And yet people are not in a blessing-counting mood, if the polls are to be believed. Only 25 percent of the public believes the country is “on the right track,” according to a RealClearPolitics polling average, whereas 66 percent say the opposite. Voters seem to be giving President Biden little or no credit for the modicum of economic and geopolitical stability over which he has presided. Worse, the latest indications are that about half of voters are so unhappy with the way things are that they might vote next November for former president Donald Trump, a man so obsessed with his own grievances, and so skilled at manipulating the grievances of others, that he pushed this democracy into a violent crisis on Jan. 6, 2021.
What is the right way to think about this seeming disconnect and, perhaps, to talk about it with friends and family? One thing that won’t work is to tell anyone, in effect, to quit complaining and enjoy the latest inflation numbers or gross domestic product growth rate. This is a pragmatic point, since what affects people most in their daily lives is the cost of housing, fuel and food — all of which remain elevated compared with their pre-pandemic levels. It is also a moral point, because citizens, especially those in greatest need or who have faced the greatest marginalization, have a right to be respected in their discontent. Dissatisfaction with the status quo, and the need to address it, is the stuff of democracy. Thanksgiving is a beautiful tradition, deeply ingrained in American culture. It’s not in the Constitution, though. “The right of the people . . . to petition the Government for a redress of grievances” is.
Something else that doesn’t work — that must be abhorred — is the expression of discontent in hateful rhetoric or outright violence, both of which have become all too common. There are many recent examples to cite: the fatal stabbing of a 6-year-old Muslim boy in an alleged hate crime; the charges of involuntary manslaughter against a pro-Palestinian demonstrator for allegedly killing a Jewish counterprotester; the dangerous crowd surge against police protecting a Democratic Party gathering last Wednesday night, this time by protesters demanding a cease-fire in Gaza.

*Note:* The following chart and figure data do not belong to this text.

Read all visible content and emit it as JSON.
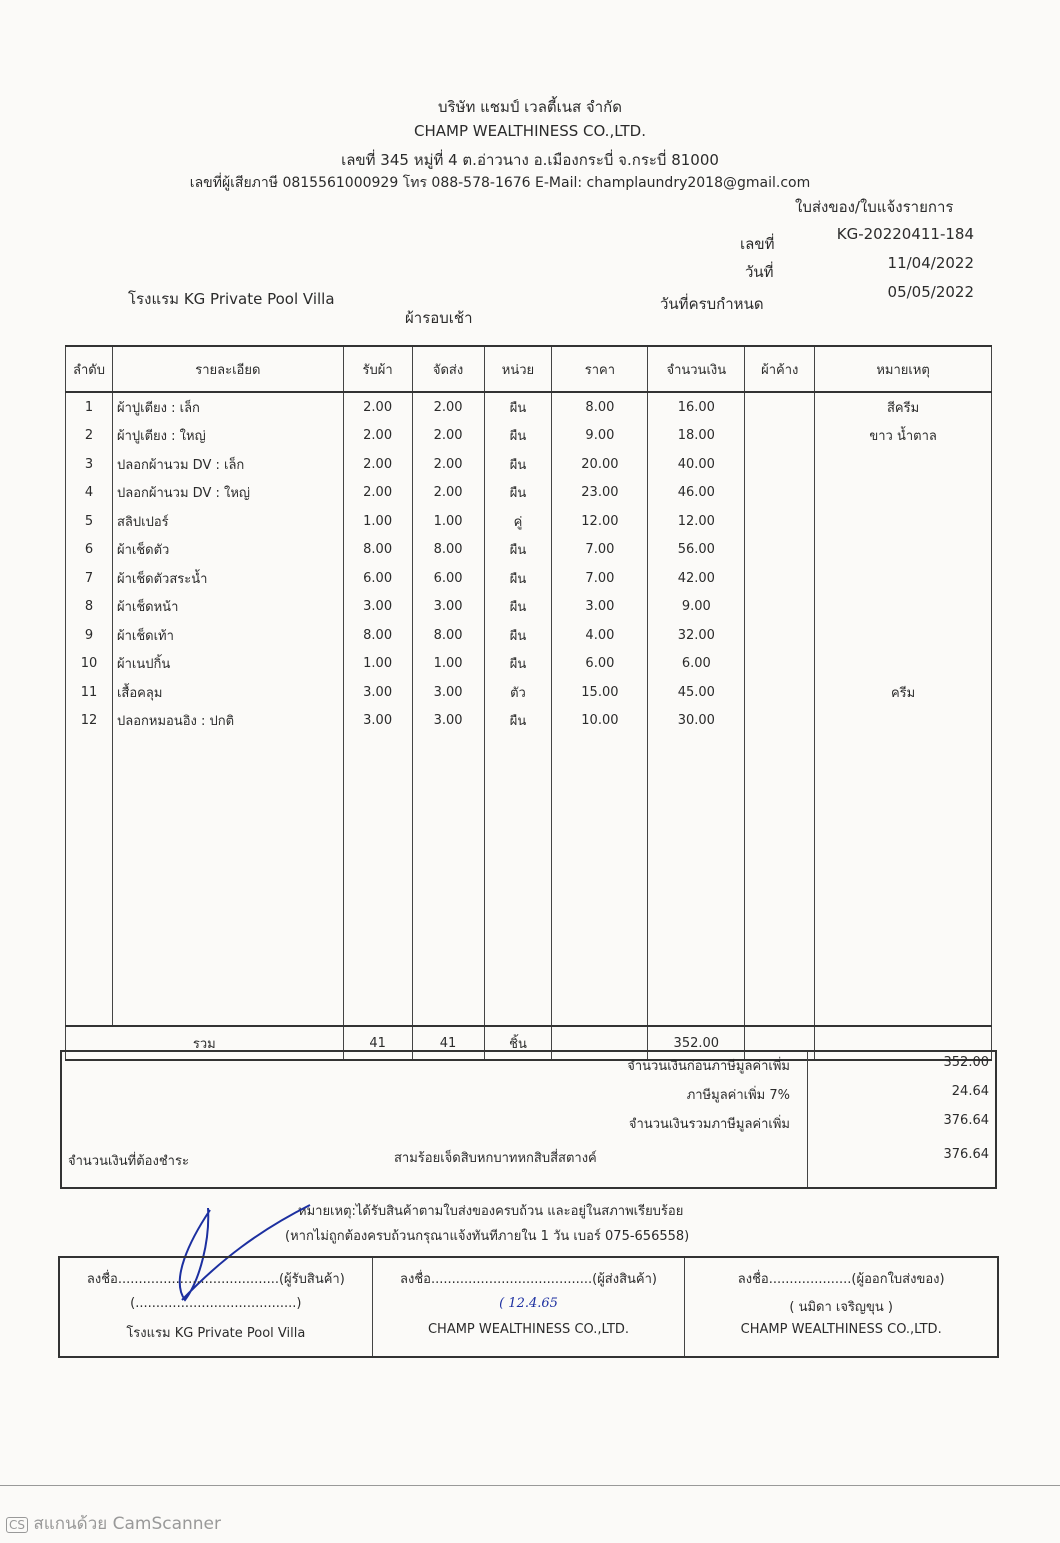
{
  "company": {
    "name_th": "บริษัท แชมป์ เวลตี้เนส จำกัด",
    "name_en": "CHAMP WEALTHINESS CO.,LTD.",
    "address": "เลขที่ 345 หมู่ที่ 4 ต.อ่าวนาง อ.เมืองกระบี่ จ.กระบี่ 81000",
    "contact": "เลขที่ผู้เสียภาษี 0815561000929 โทร 088-578-1676 E-Mail: champlaundry2018@gmail.com"
  },
  "doc": {
    "title": "ใบส่งของ/ใบแจ้งรายการ",
    "no_label": "เลขที่",
    "no": "KG-20220411-184",
    "date_label": "วันที่",
    "date": "11/04/2022",
    "due_label": "วันที่ครบกำหนด",
    "due": "05/05/2022",
    "customer": "โรงแรม KG Private Pool Villa",
    "round": "ผ้ารอบเช้า"
  },
  "table": {
    "headers": [
      "ลำดับ",
      "รายละเอียด",
      "รับผ้า",
      "จัดส่ง",
      "หน่วย",
      "ราคา",
      "จำนวนเงิน",
      "ผ้าค้าง",
      "หมายเหตุ"
    ],
    "rows": [
      {
        "no": "1",
        "desc": "ผ้าปูเตียง : เล็ก",
        "recv": "2.00",
        "sent": "2.00",
        "unit": "ผืน",
        "price": "8.00",
        "amount": "16.00",
        "note": "สีครีม"
      },
      {
        "no": "2",
        "desc": "ผ้าปูเตียง : ใหญ่",
        "recv": "2.00",
        "sent": "2.00",
        "unit": "ผืน",
        "price": "9.00",
        "amount": "18.00",
        "note": "ขาว น้ำตาล"
      },
      {
        "no": "3",
        "desc": "ปลอกผ้านวม DV : เล็ก",
        "recv": "2.00",
        "sent": "2.00",
        "unit": "ผืน",
        "price": "20.00",
        "amount": "40.00",
        "note": ""
      },
      {
        "no": "4",
        "desc": "ปลอกผ้านวม DV : ใหญ่",
        "recv": "2.00",
        "sent": "2.00",
        "unit": "ผืน",
        "price": "23.00",
        "amount": "46.00",
        "note": ""
      },
      {
        "no": "5",
        "desc": "สลิปเปอร์",
        "recv": "1.00",
        "sent": "1.00",
        "unit": "คู่",
        "price": "12.00",
        "amount": "12.00",
        "note": ""
      },
      {
        "no": "6",
        "desc": "ผ้าเช็ดตัว",
        "recv": "8.00",
        "sent": "8.00",
        "unit": "ผืน",
        "price": "7.00",
        "amount": "56.00",
        "note": ""
      },
      {
        "no": "7",
        "desc": "ผ้าเช็ดตัวสระน้ำ",
        "recv": "6.00",
        "sent": "6.00",
        "unit": "ผืน",
        "price": "7.00",
        "amount": "42.00",
        "note": ""
      },
      {
        "no": "8",
        "desc": "ผ้าเช็ดหน้า",
        "recv": "3.00",
        "sent": "3.00",
        "unit": "ผืน",
        "price": "3.00",
        "amount": "9.00",
        "note": ""
      },
      {
        "no": "9",
        "desc": "ผ้าเช็ดเท้า",
        "recv": "8.00",
        "sent": "8.00",
        "unit": "ผืน",
        "price": "4.00",
        "amount": "32.00",
        "note": ""
      },
      {
        "no": "10",
        "desc": "ผ้าเนปกิ้น",
        "recv": "1.00",
        "sent": "1.00",
        "unit": "ผืน",
        "price": "6.00",
        "amount": "6.00",
        "note": ""
      },
      {
        "no": "11",
        "desc": "เสื้อคลุม",
        "recv": "3.00",
        "sent": "3.00",
        "unit": "ตัว",
        "price": "15.00",
        "amount": "45.00",
        "note": "ครีม"
      },
      {
        "no": "12",
        "desc": "ปลอกหมอนอิง : ปกติ",
        "recv": "3.00",
        "sent": "3.00",
        "unit": "ผืน",
        "price": "10.00",
        "amount": "30.00",
        "note": ""
      }
    ],
    "total": {
      "label": "รวม",
      "recv": "41",
      "sent": "41",
      "unit": "ชิ้น",
      "amount": "352.00"
    }
  },
  "summary": {
    "subtotal_label": "จำนวนเงินก่อนภาษีมูลค่าเพิ่ม",
    "subtotal": "352.00",
    "vat_label": "ภาษีมูลค่าเพิ่ม 7%",
    "vat": "24.64",
    "grand_label": "จำนวนเงินรวมภาษีมูลค่าเพิ่ม",
    "grand": "376.64",
    "pay_label": "จำนวนเงินที่ต้องชำระ",
    "pay_words": "สามร้อยเจ็ดสิบหกบาทหกสิบสี่สตางค์",
    "pay": "376.64"
  },
  "note": {
    "line1": "หมายเหตุ:ได้รับสินค้าตามใบส่งของครบถ้วน และอยู่ในสภาพเรียบร้อย",
    "line2": "(หากไม่ถูกต้องครบถ้วนกรุณาแจ้งทันทีภายใน 1 วัน   เบอร์ 075-656558)"
  },
  "signatures": [
    {
      "line": "ลงชื่อ.......................................(ผู้รับสินค้า)",
      "name": "(.......................................)",
      "org": "โรงแรม KG Private Pool Villa"
    },
    {
      "line": "ลงชื่อ.......................................(ผู้ส่งสินค้า)",
      "name": "( 12.4.65",
      "org": "CHAMP WEALTHINESS CO.,LTD."
    },
    {
      "line": "ลงชื่อ....................(ผู้ออกใบส่งของ)",
      "name": "(      นมิดา เจริญขุน      )",
      "org": "CHAMP WEALTHINESS CO.,LTD."
    }
  ],
  "watermark": "สแกนด้วย CamScanner"
}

Thanksgiving can offer a respite from all that, not as an occasion to deny or even forget the reasons one might be unhappy but by providing a moment to consider them in perspective. Right now, many thousands of people from all around the world are trekking through the dangerous rainforest connecting Panama and Colombia, bound for the United States. In many cases, they sold their belongings to pay for the trip; often, they are carrying small children in their arms. They are part of a massive human tide that’s swamping our immigration bureaucracy, exposing the inadequacy of our asylum laws, taxing the absorption capacity of our cities, triggering a political backlash — and paying this country an enormous compliment. Like the migrants who gathered for the first Thanksgiving in Massachusetts, 402 years ago, they are betting everything on the belief that America, for all its problems and flaws, is better than the places whence they came — maybe the best place of all.
This is not meant as an observation about the immigration policy of the United States but about the nature of the United States. This country has always been — perhaps it was fated to be — a paradoxical nation whose advantages are linked to its evils and whose most intractable problems are entwined with its loftiest possibilities. Everything Americans are experiencing today, from the tragic to the triumphant, is a reflection of this maddening, magnificent democratic legacy. Be grateful for the chance to be part of it.